I have emphasized the ideas of personal “identities and agency” in bold text above because this is really what applies to all people regardless of race or ethnicity. It also struck me that the appropriate term we are looking for is “The Unfree.” Every individual and oppressed group can relate to the idea of being unfree, if not enslaved. When you are unfree, you are deprived of free choice, free will, free agency, and the outward self-dignity imbued in that truest sense of human freedom. Historically and currently this condition is usually the result of a gross imbalance of power and a certain pathology of those who impose their unequal power over others. The history of the unfree applies to the ancient story of Spartacus, as well as any employee today preyed upon by an unreasonable boss.
This status of the unfree also highlights the fundamental condition of human identity, which is freedom. Freedom is what delineates our identities and personal agency in our lives, and it is sufficient in itself. In recent decades this truth has been twisted a bit to suggest that our chosen identities establish and signal our freedom, when actually it is only our freedom that helps guarantee the free and open expression of our identities. For example, one can assert one’s identity as “non-binary,” and the freedom of self-expression under the law defends the right to whatever that might be, but one cannot force others to use the preferred pronoun, that is not within the power of the state or any other entity without violating the basic tenets of freedom.
This is important because politics can intervene with laws and enforcement to guarantee our freedoms, but it cannot define or defend our personal identities or our self-dignity. As The Underground Railroad narrative demonstrates, slavery could not deprive the unfree slaves of their identities and their self-dignity, unless the individual allowed it. The oppressors can take away physical freedom, humiliate, and even impose a death sentence, but they cannot take away the freedom to think freely and the self-dignity of the oppressed. We witness these truths again and again in the stories of Holocaust and Gulag survivors.
It is also interesting to note that ideologically the primacy of freedom as a value tends to delineate today’s liberals and conservatives, as noted by Jonathan Haidt in his studies of political identity. Liberty is the primary moral value to those who identify on the right, while fairness and human caring are the dominant values asserted by many on the left. Leftists might argue that one cannot be free in an unfair society, but that only means we have to focus on freedom as a precondition to fairness. The issue of
slavery the unfree, in universal world history as well as African American history, should enlighten us to the primary ordering of moral values: one cannot have fairness without the precondition of freedom, and without the precondition of freedom, fairness has no meaningful relation to our concepts of justice. (Unfortunately, this only hints at another discussion on the differences between fairness and justice, and the unnecessary qualifiers applied to the universal singular idea of moral justice.)
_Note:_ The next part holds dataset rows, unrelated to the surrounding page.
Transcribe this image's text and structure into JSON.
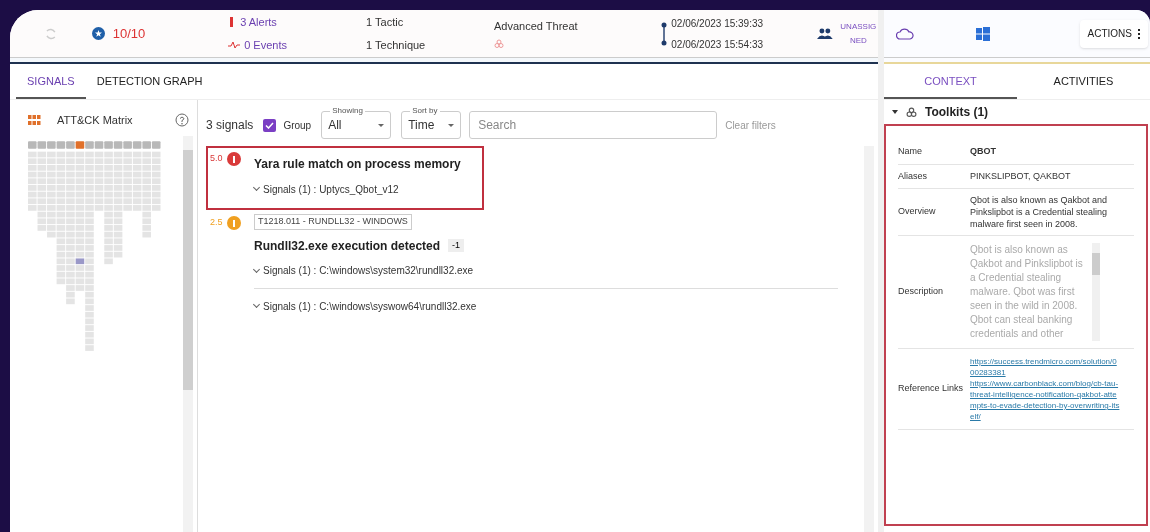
{
  "header": {
    "score": "10/10",
    "alerts": "3 Alerts",
    "events": "0 Events",
    "tactic": "1 Tactic",
    "technique": "1 Technique",
    "threat": "Advanced Threat",
    "time_start": "02/06/2023 15:39:33",
    "time_end": "02/06/2023 15:54:33",
    "assignee": "UNASSIGNED",
    "actions": "ACTIONS"
  },
  "tabs": [
    {
      "label": "SIGNALS",
      "selected": true
    },
    {
      "label": "DETECTION GRAPH",
      "selected": false
    }
  ],
  "matrix": {
    "title": "ATT&CK Matrix"
  },
  "toolbar": {
    "count": "3 signals",
    "group": {
      "label": "Group",
      "checked": true
    },
    "showing": {
      "label": "Showing",
      "value": "All"
    },
    "sort": {
      "label": "Sort by",
      "value": "Time"
    },
    "search": {
      "placeholder": "Search"
    },
    "clear": "Clear filters"
  },
  "signals": [
    {
      "score": "5.0",
      "color": "#d93a3a",
      "title": "Yara rule match on process memory",
      "selected": true,
      "groups": [
        "Signals (1) : Uptycs_Qbot_v12"
      ]
    },
    {
      "score": "2.5",
      "color": "#f0a020",
      "tag": "T1218.011 - RUNDLL32 - WINDOWS",
      "title": "Rundll32.exe execution detected",
      "badge": "-1",
      "selected": false,
      "groups": [
        "Signals (1) : C:\\windows\\system32\\rundll32.exe",
        "Signals (1) : C:\\windows\\syswow64\\rundll32.exe"
      ]
    }
  ],
  "right_tabs": [
    {
      "label": "CONTEXT",
      "selected": true
    },
    {
      "label": "ACTIVITIES",
      "selected": false
    }
  ],
  "toolkits": {
    "title": "Toolkits (1)",
    "expanded": true,
    "rows": [
      {
        "kind": "bold",
        "label": "Name",
        "value": "QBOT"
      },
      {
        "kind": "text",
        "label": "Aliases",
        "value": "PINKSLIPBOT, QAKBOT"
      },
      {
        "kind": "text",
        "label": "Overview",
        "value": "Qbot is also known as Qakbot and Pinkslipbot is a Credential stealing malware first seen in 2008."
      },
      {
        "kind": "scroll",
        "label": "Description",
        "value": "Qbot is also known as Qakbot and Pinkslipbot is a Credential stealing malware. Qbot was first seen in the wild in 2008. Qbot can steal banking credentials and other"
      },
      {
        "kind": "links",
        "label": "Reference Links",
        "links": [
          "https://success.trendmicro.com/solution/000283381",
          "https://www.carbonblack.com/blog/cb-tau-threat-intelligence-notification-qakbot-attempts-to-evade-detection-by-overwriting-itself/"
        ]
      }
    ]
  }
}
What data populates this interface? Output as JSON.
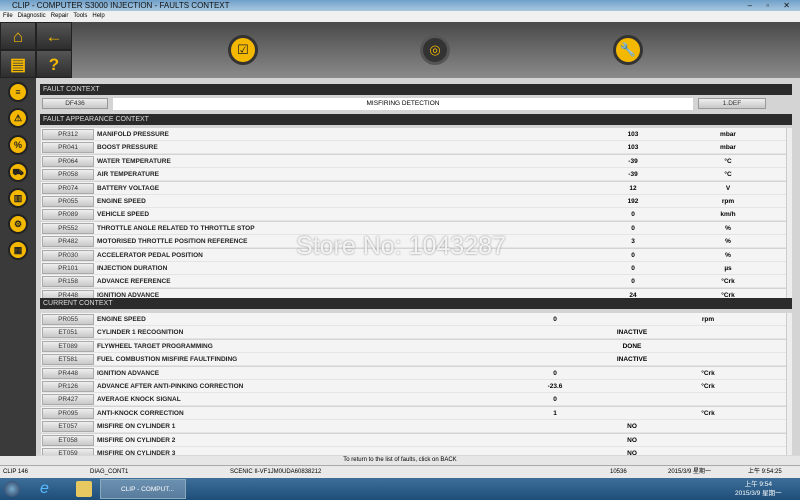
{
  "window": {
    "title": "CLIP - COMPUTER S3000 INJECTION - FAULTS CONTEXT",
    "controls": "– ▫ ✕"
  },
  "menu": [
    "File",
    "Diagnostic",
    "Repair",
    "Tools",
    "Help"
  ],
  "sidebar": {
    "home": "⌂",
    "back": "←",
    "print": "▤",
    "help": "?",
    "icons": [
      "≡",
      "⚠",
      "%",
      "⛟",
      "▥",
      "⚙",
      "▦"
    ]
  },
  "toolbar": {
    "icons": [
      "☑",
      "◎",
      "🔧"
    ]
  },
  "fault_context": {
    "header": "FAULT CONTEXT",
    "code": "DF436",
    "description": "MISFIRING DETECTION",
    "status": "1.DEF"
  },
  "appearance": {
    "header": "FAULT APPEARANCE CONTEXT",
    "rows": [
      {
        "code": "PR312",
        "name": "MANIFOLD PRESSURE",
        "value": "103",
        "unit": "mbar"
      },
      {
        "code": "PR041",
        "name": "BOOST PRESSURE",
        "value": "103",
        "unit": "mbar"
      },
      {
        "code": "PR064",
        "name": "WATER TEMPERATURE",
        "value": "-39",
        "unit": "°C"
      },
      {
        "code": "PR058",
        "name": "AIR TEMPERATURE",
        "value": "-39",
        "unit": "°C"
      },
      {
        "code": "PR074",
        "name": "BATTERY VOLTAGE",
        "value": "12",
        "unit": "V"
      },
      {
        "code": "PR055",
        "name": "ENGINE SPEED",
        "value": "192",
        "unit": "rpm"
      },
      {
        "code": "PR089",
        "name": "VEHICLE SPEED",
        "value": "0",
        "unit": "km/h"
      },
      {
        "code": "PR552",
        "name": "THROTTLE ANGLE RELATED TO THROTTLE STOP",
        "value": "0",
        "unit": "%"
      },
      {
        "code": "PR482",
        "name": "MOTORISED THROTTLE POSITION REFERENCE",
        "value": "3",
        "unit": "%"
      },
      {
        "code": "PR030",
        "name": "ACCELERATOR PEDAL POSITION",
        "value": "0",
        "unit": "%"
      },
      {
        "code": "PR101",
        "name": "INJECTION DURATION",
        "value": "0",
        "unit": "µs"
      },
      {
        "code": "PR158",
        "name": "ADVANCE REFERENCE",
        "value": "0",
        "unit": "°Crk"
      },
      {
        "code": "PR448",
        "name": "IGNITION ADVANCE",
        "value": "24",
        "unit": "°Crk"
      }
    ]
  },
  "current": {
    "header": "CURRENT CONTEXT",
    "rows": [
      {
        "code": "PR055",
        "name": "ENGINE SPEED",
        "num": "0",
        "state": "",
        "unit": "rpm"
      },
      {
        "code": "ET051",
        "name": "CYLINDER 1 RECOGNITION",
        "num": "",
        "state": "INACTIVE",
        "unit": ""
      },
      {
        "code": "ET089",
        "name": "FLYWHEEL TARGET PROGRAMMING",
        "num": "",
        "state": "DONE",
        "unit": ""
      },
      {
        "code": "ET581",
        "name": "FUEL COMBUSTION MISFIRE FAULTFINDING",
        "num": "",
        "state": "INACTIVE",
        "unit": ""
      },
      {
        "code": "PR448",
        "name": "IGNITION ADVANCE",
        "num": "0",
        "state": "",
        "unit": "°Crk"
      },
      {
        "code": "PR126",
        "name": "ADVANCE AFTER ANTI-PINKING CORRECTION",
        "num": "-23.6",
        "state": "",
        "unit": "°Crk"
      },
      {
        "code": "PR427",
        "name": "AVERAGE KNOCK SIGNAL",
        "num": "0",
        "state": "",
        "unit": ""
      },
      {
        "code": "PR095",
        "name": "ANTI-KNOCK CORRECTION",
        "num": "1",
        "state": "",
        "unit": "°Crk"
      },
      {
        "code": "ET057",
        "name": "MISFIRE ON CYLINDER 1",
        "num": "",
        "state": "NO",
        "unit": ""
      },
      {
        "code": "ET058",
        "name": "MISFIRE ON CYLINDER 2",
        "num": "",
        "state": "NO",
        "unit": ""
      },
      {
        "code": "ET059",
        "name": "MISFIRE ON CYLINDER 3",
        "num": "",
        "state": "NO",
        "unit": ""
      }
    ]
  },
  "watermark": "Store No: 1043287",
  "hint": "To return to the list of faults, click on BACK",
  "status": {
    "clip": "CLIP 146",
    "diag": "DIAG_CONT1",
    "vehicle": "SCENIC II-VF1JM0UDA60838212",
    "count": "10536",
    "date": "2015/3/9 星期一",
    "time": "上午 9:54:25"
  },
  "taskbar": {
    "app": "CLIP - COMPUT...",
    "time": "上午 9:54",
    "date": "2015/3/9 星期一"
  }
}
Lastly, this rich portrayal of the unfree escaping the bonds that defined them by preserving and expressing their self-dignity and personal agency provides the correct lesson on the true legacy of the American experiment – not that one group of our fore-bearers oppressed another, but that they both evolved under a constitutional system of laws to continue to progress toward a society of true liberty and justice for all. We have not arrived, but we are on the right track.